Editor’s Letter

The Meridian
March 2026 Edition
Economic Intelligence · Global South
India structural economy — The Meridian March 2026
The Inflection Is Structural
India's next phase will be defined less by growth rates and more by structural depth. The numbers tell one story. The systems underneath tell quite another.

For two decades, the conversation has centred on scale. Population size. Market potential. Digital expansion. Manufacturing ambition. Geopolitical positioning. And fair enough. India is now the world's fastest-growing major economy. Public capital expenditure is rising. Defence production is expanding. Semiconductor pledges are substantial. Reserve management shows increasing diversification. These are not small things.

But here is the part that does not make it onto the front pages: scale does not automatically produce resilience. Never has, never will. A large economy can be a brittle one. History is full of cautionary tales on exactly that point.

"The relevant question is not whether India will grow. It is whether growth will embed itself in systems capable of enduring what the world is about to throw at it."

The global environment has shifted in ways that make this distinction matter more than it once did. Capital is more expensive. Supply chains have become politically charged in ways that would have seemed remarkable a decade ago. Carbon policy is increasingly bleeding into trade. Industrial policy has made a comeback across both advanced and emerging economies. Debt dynamics are less forgiving. Employment pressures across developing markets are intensifying. The easy era, if it ever truly existed, is gone.

Under these conditions, expansion alone is not enough.
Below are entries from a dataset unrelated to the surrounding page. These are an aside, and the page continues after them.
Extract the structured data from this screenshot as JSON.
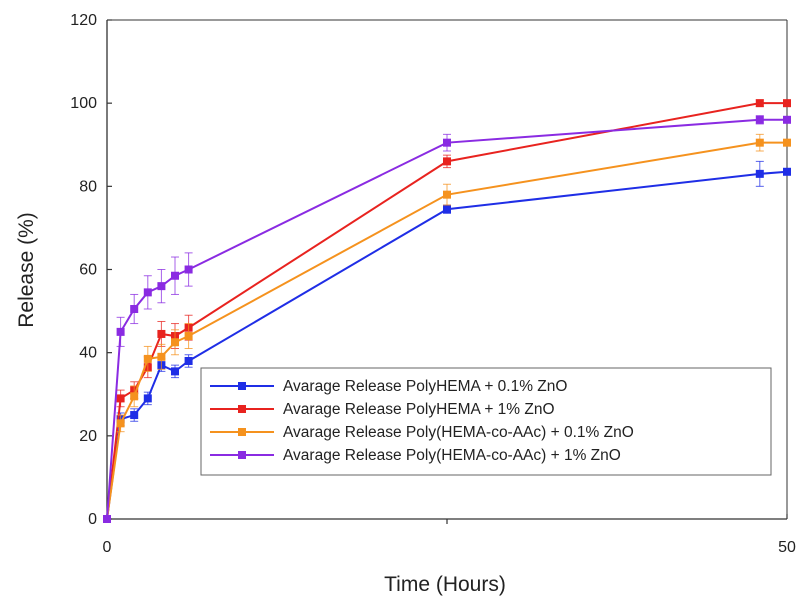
{
  "chart_data": {
    "type": "line",
    "xlabel": "Time (Hours)",
    "ylabel": "Release (%)",
    "xlim": [
      0,
      50
    ],
    "ylim": [
      0,
      120
    ],
    "x_ticks": [
      0,
      50
    ],
    "y_ticks": [
      0,
      20,
      40,
      60,
      80,
      100,
      120
    ],
    "grid": false,
    "legend_position": "lower-right",
    "x": [
      0,
      1,
      2,
      3,
      4,
      5,
      6,
      25,
      48,
      50
    ],
    "series": [
      {
        "name": "Avarage Release PolyHEMA + 0.1% ZnO",
        "color": "#1f2ee6",
        "values": [
          0,
          24,
          25,
          29,
          37,
          35.5,
          38,
          74.5,
          83,
          83.5
        ],
        "errors": [
          0,
          1.5,
          1.5,
          1.5,
          1.5,
          1.5,
          1.5,
          1,
          3,
          0
        ]
      },
      {
        "name": "Avarage Release PolyHEMA + 1% ZnO",
        "color": "#e8231f",
        "values": [
          0,
          29,
          31,
          36.5,
          44.5,
          44,
          46,
          86,
          100,
          100
        ],
        "errors": [
          0,
          2,
          2,
          2.5,
          3,
          3,
          3,
          1.5,
          0.8,
          0
        ]
      },
      {
        "name": "Avarage Release Poly(HEMA-co-AAc) + 0.1% ZnO",
        "color": "#f5921e",
        "values": [
          0,
          23,
          29.5,
          38.5,
          39,
          42.5,
          44,
          78,
          90.5,
          90.5
        ],
        "errors": [
          0,
          2,
          2.5,
          3,
          3,
          3,
          3,
          2.5,
          2,
          0
        ]
      },
      {
        "name": "Avarage Release Poly(HEMA-co-AAc) + 1% ZnO",
        "color": "#8a2be2",
        "values": [
          0,
          45,
          50.5,
          54.5,
          56,
          58.5,
          60,
          90.5,
          96,
          96
        ],
        "errors": [
          0,
          3.5,
          3.5,
          4,
          4,
          4.5,
          4,
          2,
          1,
          0
        ]
      }
    ]
  }
}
What matters, what genuinely determines whether a country converts momentum into durability, is the quality of the underlying systems. Industrial depth. Labour absorption. Energy reliability. Logistics capacity. Fiscal discipline. Political execution. These are not glamorous subjects. But they are the ones that separate economies which grow from economies which last.

That is what this edition examines. We look at value capture beyond assembly activity, because putting things together is not the same as building something. We assess employment absorption relative to demographic scale, because a young population is either an asset or a pressure depending entirely on what you do with it. We analyse infrastructure constraints, water stress and input dependencies, because no economy escapes its physical limits indefinitely.

We review the 2026 Budget within its fiscal guardrails and examine India's exposure to carbon border measures that are already reshaping trade flows into Europe. We consider reserve diversification, the trade-offs embedded in defence spending, and the regulatory predictability, or lack of it, that investors encounter across different states.

India is treated here not as a headline story, and certainly not as a foregone conclusion. It is treated as a structural case study. One that happens to matter enormously to the rest of the Global South, because the questions India is wrestling with are not unique to India. Across Africa, across Southeast Asia, across the Indian Ocean rim, governments are revisiting industrial policy, recalibrating trade exposure and reconsidering aid dependence. The challenge is structurally similar everywhere: how do you convert scale into sustained productivity when financial conditions are tighter and the environmental costs of the old development playbook are no longer free?

This issue does not assume inevitability. It does not predict failure either. What it does is look carefully at constraints, incentives and execution capacity, and ask whether the systems are there to do the work that growth alone cannot do.

That, in the end, is the only question worth asking. Everything else is noise.